Among all of the thrills and chills, triumph and heartbreak, will be a handful of oddball games no one truly wants to play but the rules dictate they must — the dreaded consolation game.
If second place is the first loser, then the loser of the consolation game is some level of loser that’s hard to calculate.
OK, it’s fourth place. Just go with me on this, please.
Third-place games have some purpose in the early stages of the playoffs. Either three or four teams advance out of the district tournaments, so the consolation games are used for seeding for the next round. Sometimes they serve as elimination games.
The deeper we go and the higher the level, though, the odder the vibe surrounding the whole thing.
In the 1960s the NFL played a third-place game, officially called The Playoff Bowl but often referred to as the Toilet Bowl by those who played in it, that pitted its playoff losers against each other.
The game was used as a fundraiser for the NFL’s player pension fund, and players received a small bonus that barely covered the expense of their trip. It was not popular with the players, and it was discontinued with the NFL-AFL merger in 1970. The Los Angeles Rams beat the Dallas Cowboys 31-0 in the final Playoff Bowl following the 1969 season.
The NCAA men’s basketball tournament was a big fan of third-place games. They had them in all of the regionals until 1975, and maintained a national third-place game until 1981. Virginia beat LSU 78-74 in the last one.
Closer to home, the MAIS famously has its Overall Tournament for basketball — the top three teams in each classification advance — which feels like a third-place game on steroids for most of the teams involved.
It’s an honor to play in the Overall Tournament, sure, but the teams that finish third in Class 1A or 2A — and even the champions in those classifications — usually don’t make more than a token appearance. Getting blown out by a Class 6A juggernaut doesn’t take away the trophy for the 1A champion, so what’s the point?
The MHSAA has dabbled with an Overall tournament several times. Vicksburg High won it in 1980, and the last attempt to get it going petered out in 2010.
The MAIS once attempted an Overall baseball tournament that only lasted a year or two in the mid-2000s.
Track and field has a new event called the “Mississippi Meet of Champions” that pits the top finishers from the MAIS and MHSAA state meets. It’s more of an all-star event than a true overall meet, though, and interest from competitors seems mixed.

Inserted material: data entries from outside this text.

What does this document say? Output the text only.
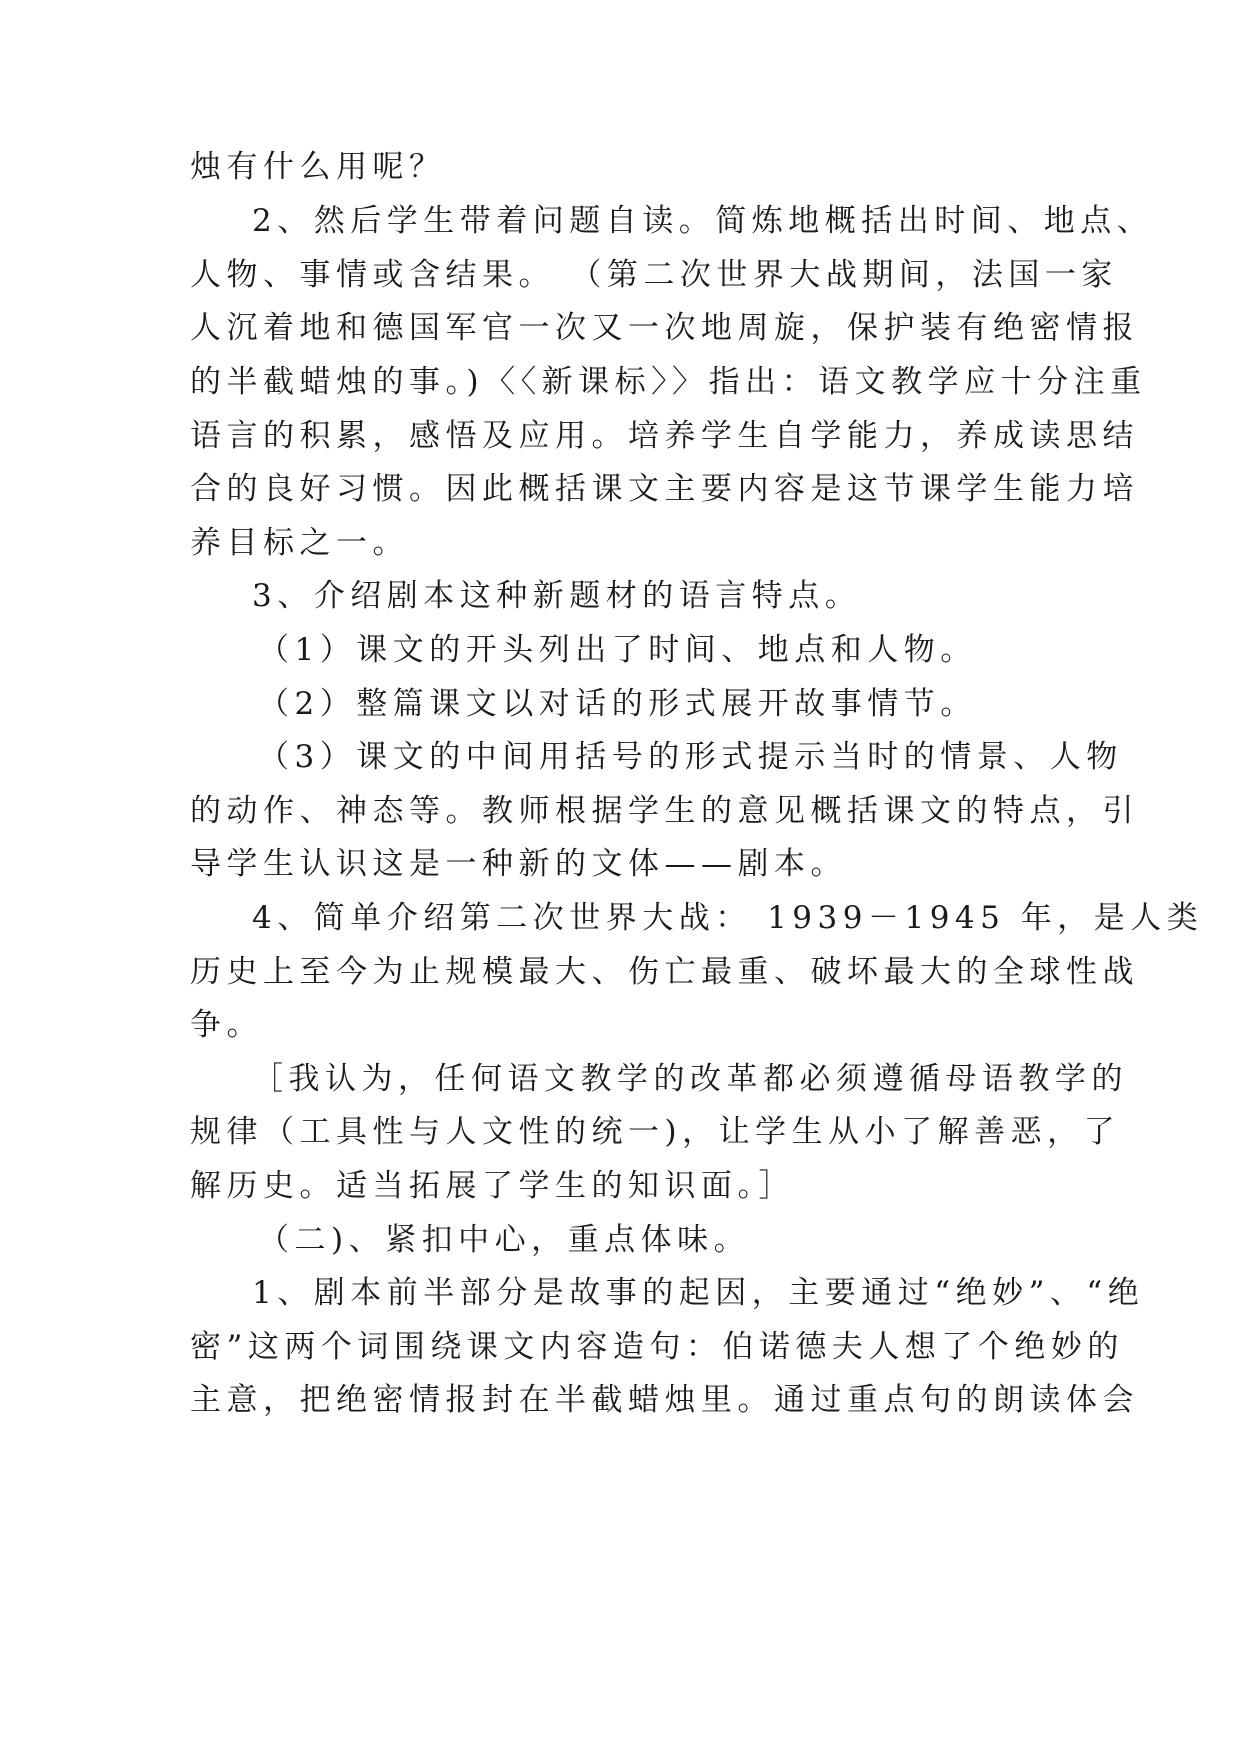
烛有什么用呢？
2、然后学生带着问题自读。简炼地概括出时间、地点、
人物、事情或含结果。 （第二次世界大战期间，法国一家
人沉着地和德国军官一次又一次地周旋，保护装有绝密情报
的半截蜡烛的事。)〈〈新课标〉〉指出：语文教学应十分注重
语言的积累，感悟及应用。培养学生自学能力，养成读思结
合的良好习惯。因此概括课文主要内容是这节课学生能力培
养目标之一。
3、介绍剧本这种新题材的语言特点。
（1）课文的开头列出了时间、地点和人物。
（2）整篇课文以对话的形式展开故事情节。
（3）课文的中间用括号的形式提示当时的情景、人物
的动作、神态等。教师根据学生的意见概括课文的特点，引
导学生认识这是一种新的文体——剧本。
4、简单介绍第二次世界大战： 1939－1945 年，是人类
历史上至今为止规模最大、伤亡最重、破坏最大的全球性战
争。
［我认为，任何语文教学的改革都必须遵循母语教学的
规律（工具性与人文性的统一)，让学生从小了解善恶，了
解历史。适当拓展了学生的知识面。］
（二)、紧扣中心，重点体味。
1、剧本前半部分是故事的起因，主要通过“绝妙”、“绝
密”这两个词围绕课文内容造句：伯诺德夫人想了个绝妙的
主意，把绝密情报封在半截蜡烛里。通过重点句的朗读体会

That’s the real problem with third-place games and overall tournaments. Once the dream, no matter how far-fetched, of a championship is taken off the table — or realized — it’s hard to generate much enthusiasm for what is essentially an exhibition game.
You always play to win, and I’m sure the basketball teams playing consolation games over the next few weeks will give it their best effort. Some consolation games will even be necessary. I just don’t think many of the folks involved in them will be happy to be there.